Similar to the OP I got confused as to the recommended path at this point.

So based on my limited understanding of Svelte 5 thus far, I believe I have two options architecturally:

  1. Use the async code in $effect and treat it as a 'gotcha' which I think validates the OP's point (or doc update request), but expands it to say it's more common than "an SPA requirement".
  2. Tighten the connection between page-level forms and nested components that update data, avoiding the need for $state, $bindable and $effect altogether.

Option 2 seems to agree with "SPA is on a downtrend" but it feels like it's also saying "$state is on a downtrend", at least for this use case. Assuming the point of runes is a happy medium between client and server centricity, it'd be great to hear what approach is recommended, or if it's known runes has some dissonance baked in here.

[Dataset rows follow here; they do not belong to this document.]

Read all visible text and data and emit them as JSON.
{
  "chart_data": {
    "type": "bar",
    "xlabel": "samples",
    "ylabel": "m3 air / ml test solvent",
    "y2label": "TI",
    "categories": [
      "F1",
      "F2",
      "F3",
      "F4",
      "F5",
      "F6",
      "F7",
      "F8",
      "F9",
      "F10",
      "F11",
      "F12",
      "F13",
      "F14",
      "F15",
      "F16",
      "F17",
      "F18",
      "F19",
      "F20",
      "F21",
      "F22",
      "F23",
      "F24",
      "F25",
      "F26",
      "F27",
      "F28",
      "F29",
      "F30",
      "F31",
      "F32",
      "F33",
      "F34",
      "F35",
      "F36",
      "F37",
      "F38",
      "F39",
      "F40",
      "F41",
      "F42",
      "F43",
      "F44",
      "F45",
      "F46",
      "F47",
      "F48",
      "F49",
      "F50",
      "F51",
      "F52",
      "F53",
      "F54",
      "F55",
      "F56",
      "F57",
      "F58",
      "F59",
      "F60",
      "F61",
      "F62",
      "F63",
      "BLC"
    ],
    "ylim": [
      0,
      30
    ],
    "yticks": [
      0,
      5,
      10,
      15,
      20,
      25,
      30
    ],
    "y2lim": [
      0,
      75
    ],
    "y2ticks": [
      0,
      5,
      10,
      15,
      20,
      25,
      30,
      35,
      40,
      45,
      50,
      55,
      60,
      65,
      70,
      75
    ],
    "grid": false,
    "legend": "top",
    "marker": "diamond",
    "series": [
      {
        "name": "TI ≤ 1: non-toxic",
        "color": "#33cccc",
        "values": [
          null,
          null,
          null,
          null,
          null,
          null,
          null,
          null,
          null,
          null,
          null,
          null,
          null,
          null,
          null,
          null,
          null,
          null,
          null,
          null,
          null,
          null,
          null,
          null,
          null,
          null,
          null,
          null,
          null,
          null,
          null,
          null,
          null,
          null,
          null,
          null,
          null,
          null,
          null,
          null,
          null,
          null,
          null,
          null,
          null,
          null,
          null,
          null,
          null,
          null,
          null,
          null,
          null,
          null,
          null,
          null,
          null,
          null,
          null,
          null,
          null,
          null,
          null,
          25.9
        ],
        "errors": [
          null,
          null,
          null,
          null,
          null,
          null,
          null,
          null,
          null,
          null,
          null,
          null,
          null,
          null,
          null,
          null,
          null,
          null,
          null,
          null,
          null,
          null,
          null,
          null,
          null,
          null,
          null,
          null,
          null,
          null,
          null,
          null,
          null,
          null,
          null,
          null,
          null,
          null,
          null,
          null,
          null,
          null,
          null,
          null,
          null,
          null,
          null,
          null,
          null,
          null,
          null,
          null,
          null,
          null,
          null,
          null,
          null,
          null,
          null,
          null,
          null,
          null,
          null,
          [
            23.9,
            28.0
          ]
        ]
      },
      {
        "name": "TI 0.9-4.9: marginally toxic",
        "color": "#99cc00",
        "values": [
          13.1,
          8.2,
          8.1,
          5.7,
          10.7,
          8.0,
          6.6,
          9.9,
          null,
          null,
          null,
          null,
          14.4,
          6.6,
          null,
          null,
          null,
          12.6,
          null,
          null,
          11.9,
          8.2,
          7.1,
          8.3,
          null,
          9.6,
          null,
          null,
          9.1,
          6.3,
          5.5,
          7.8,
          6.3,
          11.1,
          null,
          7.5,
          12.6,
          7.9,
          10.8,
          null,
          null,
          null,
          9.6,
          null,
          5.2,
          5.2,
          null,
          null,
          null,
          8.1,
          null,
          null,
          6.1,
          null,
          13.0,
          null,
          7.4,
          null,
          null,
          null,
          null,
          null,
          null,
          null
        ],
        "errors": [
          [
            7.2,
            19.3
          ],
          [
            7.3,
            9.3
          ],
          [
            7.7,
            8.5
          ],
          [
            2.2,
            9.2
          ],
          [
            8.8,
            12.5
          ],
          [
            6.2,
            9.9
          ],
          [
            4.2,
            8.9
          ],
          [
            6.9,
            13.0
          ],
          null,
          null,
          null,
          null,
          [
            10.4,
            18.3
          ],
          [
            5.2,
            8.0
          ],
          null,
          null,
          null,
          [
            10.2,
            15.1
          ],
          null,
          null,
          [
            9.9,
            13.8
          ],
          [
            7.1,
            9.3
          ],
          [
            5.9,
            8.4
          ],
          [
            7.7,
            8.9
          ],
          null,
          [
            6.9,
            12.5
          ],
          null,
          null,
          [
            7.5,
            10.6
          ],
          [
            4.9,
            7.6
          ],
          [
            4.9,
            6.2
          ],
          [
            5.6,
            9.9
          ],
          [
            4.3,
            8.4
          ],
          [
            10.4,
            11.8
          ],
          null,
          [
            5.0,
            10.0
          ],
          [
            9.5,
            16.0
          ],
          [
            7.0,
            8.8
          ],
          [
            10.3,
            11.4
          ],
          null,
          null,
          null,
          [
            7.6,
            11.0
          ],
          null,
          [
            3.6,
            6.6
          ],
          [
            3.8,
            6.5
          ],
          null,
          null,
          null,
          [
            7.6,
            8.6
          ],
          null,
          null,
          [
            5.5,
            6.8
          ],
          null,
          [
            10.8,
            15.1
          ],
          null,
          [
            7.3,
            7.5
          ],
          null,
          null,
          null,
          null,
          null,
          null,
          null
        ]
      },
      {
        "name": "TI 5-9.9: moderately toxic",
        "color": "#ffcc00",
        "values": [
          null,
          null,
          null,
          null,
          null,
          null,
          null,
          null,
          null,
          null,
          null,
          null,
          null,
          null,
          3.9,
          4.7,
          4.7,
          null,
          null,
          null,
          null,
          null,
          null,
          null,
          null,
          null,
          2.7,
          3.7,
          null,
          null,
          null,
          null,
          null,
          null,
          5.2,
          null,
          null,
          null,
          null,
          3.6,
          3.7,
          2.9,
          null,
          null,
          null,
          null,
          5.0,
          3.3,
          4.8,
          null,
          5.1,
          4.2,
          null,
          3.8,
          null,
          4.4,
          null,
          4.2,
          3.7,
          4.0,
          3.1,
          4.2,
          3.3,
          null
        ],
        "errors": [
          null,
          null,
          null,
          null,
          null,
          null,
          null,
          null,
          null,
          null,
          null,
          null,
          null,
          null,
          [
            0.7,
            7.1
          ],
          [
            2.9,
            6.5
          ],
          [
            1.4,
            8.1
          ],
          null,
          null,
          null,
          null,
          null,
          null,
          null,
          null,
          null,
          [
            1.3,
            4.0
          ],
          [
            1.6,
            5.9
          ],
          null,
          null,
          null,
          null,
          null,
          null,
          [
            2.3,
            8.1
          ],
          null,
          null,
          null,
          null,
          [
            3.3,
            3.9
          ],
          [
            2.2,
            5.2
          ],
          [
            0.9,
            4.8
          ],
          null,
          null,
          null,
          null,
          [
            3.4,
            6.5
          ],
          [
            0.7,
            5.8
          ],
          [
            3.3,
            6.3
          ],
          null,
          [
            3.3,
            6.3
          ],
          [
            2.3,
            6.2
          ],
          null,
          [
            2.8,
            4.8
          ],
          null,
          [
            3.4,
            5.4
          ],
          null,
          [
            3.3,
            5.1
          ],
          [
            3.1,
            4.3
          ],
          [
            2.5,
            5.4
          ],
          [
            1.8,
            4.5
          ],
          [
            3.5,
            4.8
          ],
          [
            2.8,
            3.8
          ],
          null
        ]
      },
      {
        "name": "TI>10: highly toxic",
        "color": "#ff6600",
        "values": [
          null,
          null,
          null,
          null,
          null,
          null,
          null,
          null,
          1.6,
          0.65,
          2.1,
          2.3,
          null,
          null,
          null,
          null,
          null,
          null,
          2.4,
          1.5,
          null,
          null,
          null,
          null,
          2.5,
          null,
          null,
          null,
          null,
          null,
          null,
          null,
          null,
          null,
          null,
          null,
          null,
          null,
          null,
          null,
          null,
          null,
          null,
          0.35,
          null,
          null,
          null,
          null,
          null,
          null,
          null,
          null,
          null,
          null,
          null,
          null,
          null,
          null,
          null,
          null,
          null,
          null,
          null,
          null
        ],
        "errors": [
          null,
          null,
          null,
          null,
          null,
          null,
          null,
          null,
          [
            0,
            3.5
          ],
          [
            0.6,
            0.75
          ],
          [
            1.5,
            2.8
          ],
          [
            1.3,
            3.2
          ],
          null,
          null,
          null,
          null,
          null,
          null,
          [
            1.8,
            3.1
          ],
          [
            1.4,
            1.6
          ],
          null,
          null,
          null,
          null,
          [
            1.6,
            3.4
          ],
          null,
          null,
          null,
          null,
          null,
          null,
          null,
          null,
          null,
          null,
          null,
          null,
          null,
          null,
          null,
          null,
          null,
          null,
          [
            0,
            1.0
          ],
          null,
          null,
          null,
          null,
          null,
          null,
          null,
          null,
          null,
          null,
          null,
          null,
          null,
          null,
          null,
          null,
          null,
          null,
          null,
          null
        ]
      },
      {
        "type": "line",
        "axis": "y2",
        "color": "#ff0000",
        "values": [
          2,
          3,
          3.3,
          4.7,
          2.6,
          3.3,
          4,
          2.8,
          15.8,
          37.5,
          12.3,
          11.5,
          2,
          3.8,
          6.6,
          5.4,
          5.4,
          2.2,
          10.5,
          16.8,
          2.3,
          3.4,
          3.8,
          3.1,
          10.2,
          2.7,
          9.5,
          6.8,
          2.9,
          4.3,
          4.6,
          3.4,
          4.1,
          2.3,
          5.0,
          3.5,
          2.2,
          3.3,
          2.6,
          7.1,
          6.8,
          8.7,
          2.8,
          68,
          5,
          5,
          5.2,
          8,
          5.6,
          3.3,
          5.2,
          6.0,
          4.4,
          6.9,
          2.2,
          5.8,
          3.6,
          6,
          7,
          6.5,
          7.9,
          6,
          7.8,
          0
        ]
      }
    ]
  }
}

UPDATE: For any other lost souls who find themselves here, my take on this having travelled a little farther:

While it's easy to forgive a newcomer to see the $state rune as a powerful encapsulation of both data and events, bubbling up to $effect has limitations and if you are hitting this use case, you are probably better following another maintainer recommendation and wrap state in a helper class/closure that also handles change actions. The context API can be used to reduce prop drilling across parent/child hierarchies if applicable. The result has a bit more boilerplate but not a lot, and leaves the codebase in a more extensible state.